おそらくもっとも重要なのは、パスタをどうゆでるべきか、ということだ。あらゆるパスタ料理に共通する工程であり、料理本・雑誌やインターネット上には、実にさまざまなアドバイスが溢れている。ただし、ゆで汁に塩をたっぷり入れろ、いや入れなくてもいい。塩は水が沸騰してから入れろ、いや最初に入れるんだ。岩塩を使え、いや海塩だ......。相反する意見が並び、正解を見つけるのは難しい。私も以前、生活情報サイトのオールアバウトに「ゆで汁に塩を入れないでパスタを茹でるとどうなるか」(http://allabout.co.jp/gm/gc/378964/)という記事を書いたが、これは非常にたくさんの人に読んでいただいた。「パスタのゆで方と塩」問題に関心を持ち、正解を求める人は多いのだ。

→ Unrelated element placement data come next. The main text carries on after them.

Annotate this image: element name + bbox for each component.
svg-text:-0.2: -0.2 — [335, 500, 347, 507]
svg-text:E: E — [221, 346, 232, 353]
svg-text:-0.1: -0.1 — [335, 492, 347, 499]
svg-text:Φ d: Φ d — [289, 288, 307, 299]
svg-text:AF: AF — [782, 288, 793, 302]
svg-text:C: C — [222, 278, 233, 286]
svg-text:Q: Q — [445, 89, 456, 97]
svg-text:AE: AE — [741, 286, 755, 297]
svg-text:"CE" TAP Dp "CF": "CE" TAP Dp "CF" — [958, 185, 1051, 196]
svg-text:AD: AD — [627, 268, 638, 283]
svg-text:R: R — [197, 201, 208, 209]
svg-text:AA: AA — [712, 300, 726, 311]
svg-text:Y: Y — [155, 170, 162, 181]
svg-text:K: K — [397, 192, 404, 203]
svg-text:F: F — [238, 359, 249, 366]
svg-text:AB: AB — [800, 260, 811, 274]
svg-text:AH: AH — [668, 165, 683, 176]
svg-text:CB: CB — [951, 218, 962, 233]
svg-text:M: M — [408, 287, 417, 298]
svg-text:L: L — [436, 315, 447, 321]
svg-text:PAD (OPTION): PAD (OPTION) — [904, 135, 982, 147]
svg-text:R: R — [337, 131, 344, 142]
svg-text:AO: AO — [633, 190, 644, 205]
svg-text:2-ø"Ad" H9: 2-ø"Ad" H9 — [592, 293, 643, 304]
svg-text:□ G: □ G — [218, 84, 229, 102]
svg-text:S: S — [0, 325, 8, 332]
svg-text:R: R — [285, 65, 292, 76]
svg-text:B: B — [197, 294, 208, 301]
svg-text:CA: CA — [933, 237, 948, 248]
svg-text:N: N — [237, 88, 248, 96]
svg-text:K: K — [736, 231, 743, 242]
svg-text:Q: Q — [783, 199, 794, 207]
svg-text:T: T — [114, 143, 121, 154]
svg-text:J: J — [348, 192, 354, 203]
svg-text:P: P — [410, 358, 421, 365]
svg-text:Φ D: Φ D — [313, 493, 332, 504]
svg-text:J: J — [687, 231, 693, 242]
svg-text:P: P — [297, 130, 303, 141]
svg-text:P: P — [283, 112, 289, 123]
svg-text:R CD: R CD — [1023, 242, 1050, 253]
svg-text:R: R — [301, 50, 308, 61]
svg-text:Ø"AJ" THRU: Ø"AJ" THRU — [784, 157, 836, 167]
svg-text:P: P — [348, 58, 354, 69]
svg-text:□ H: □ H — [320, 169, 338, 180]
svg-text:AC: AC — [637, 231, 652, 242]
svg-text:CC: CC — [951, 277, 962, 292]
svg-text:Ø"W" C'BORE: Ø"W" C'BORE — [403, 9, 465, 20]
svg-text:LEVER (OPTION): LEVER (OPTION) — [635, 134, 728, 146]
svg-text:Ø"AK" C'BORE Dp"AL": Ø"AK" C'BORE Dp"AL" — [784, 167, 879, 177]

ゆでる際に入れる塩とパスタの関係については、塩がパスタのコシを生む、という解説もよく見かける。理由として挙げられるのは、「塩を入れると沸点が上がるから」「塩がパスタのグルテンを引き締めるから」など、さまざまである。しかしよく考えると、沸点は何度上がり、それがどういう形でパスタに影響を与えるのか? グルテンはどんな性質を持っていて、具体的にどう「引き締められる」のか? 分からないことだらけだ。さらに突き詰めれば、そもそもパスタの「コシ」とはどういう状態を指すのか、という当然の疑問に至る。

それで気づいたのは、コシという言葉をきちんと定義したうえで使っている人がほとんどいないという事実だった。我々はどういう状態のパスタをおいしいと感じ、それはなぜなのか。そこまでさかのぼって納得したい。となると、パスタの原料である小麦の特性、パスタの製法、小麦の成分の熱変性まで、あらゆることを自分で調べざるをえない。